Aims
To identify the developmental course of nonmedical use of four separate prescription drug classes (opioids, sedatives, stimulants, and tranquilizers) by examining the general functional growth and related covariates during the transition from adolescence to adulthood in the United States.
Design
Nationally representative probability samples of high school seniors were followed longitudinally across five waves (waves 1, 2, 3, 4 and 5: modal ages 18, 19/20, 21/22, 23/24, and 25/26 years respectively).
Setting
Data were collected via self-administered questionnaires to high school seniors and young adults in the United States.
Participants
The sample consisted of nearly 72,000 individuals in 30 cohorts (high school senior years of 1977–2006) who participated in at least one wave.
Measurements
Self-reports of annual nonmedical use of prescription opioids, sedatives, stimulants, and tranquilizers.
Findings
The annual nonmedical use of prescription opioids, sedatives, stimulants, and tranquilizers was highest at wave 1 over the five waves. There was a consistent descending path (linear and quadratic slopes, p < 001) in annual nonmedical use from baseline across all four prescription drug classes (e.g., opioids linear slope = −.043 and opioids quadratic slope = .034, p <.001).
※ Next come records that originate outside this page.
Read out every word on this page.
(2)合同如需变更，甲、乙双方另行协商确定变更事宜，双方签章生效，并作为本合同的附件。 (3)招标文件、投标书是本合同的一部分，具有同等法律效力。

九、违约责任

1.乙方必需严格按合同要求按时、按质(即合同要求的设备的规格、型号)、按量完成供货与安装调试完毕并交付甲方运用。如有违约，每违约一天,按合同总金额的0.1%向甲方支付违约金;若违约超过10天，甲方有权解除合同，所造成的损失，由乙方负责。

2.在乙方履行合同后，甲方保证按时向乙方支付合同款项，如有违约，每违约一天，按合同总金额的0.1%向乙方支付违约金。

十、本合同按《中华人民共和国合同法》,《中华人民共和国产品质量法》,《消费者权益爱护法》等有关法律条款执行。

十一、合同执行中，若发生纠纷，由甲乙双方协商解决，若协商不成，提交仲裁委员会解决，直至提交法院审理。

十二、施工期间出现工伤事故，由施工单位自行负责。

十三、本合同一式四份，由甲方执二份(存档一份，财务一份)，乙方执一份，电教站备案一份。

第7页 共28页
While the annual nonmedical use of stimulants declined over time (linear slope = .063, p <.01; quadratic slope = −.133, p <.001), the same decrease was not observed for the annual nonmedical use of prescription opioids, sedatives or tranquilizers when controlling for sociodemographic and substance use behaviors at baseline. The covariates associated with the general functional growth differed across the four prescription drug classes.
Conclusions
The nonmedical use of prescription opioids, sedatives, stimulants, and tranquilizers appears to peak during late adolescence, suggesting preventive intervention efforts should be initiated in early adolescence. The developmental course of nonmedical use is not the same among all four classes of prescription drugs, suggesting each drug class warrants individual research.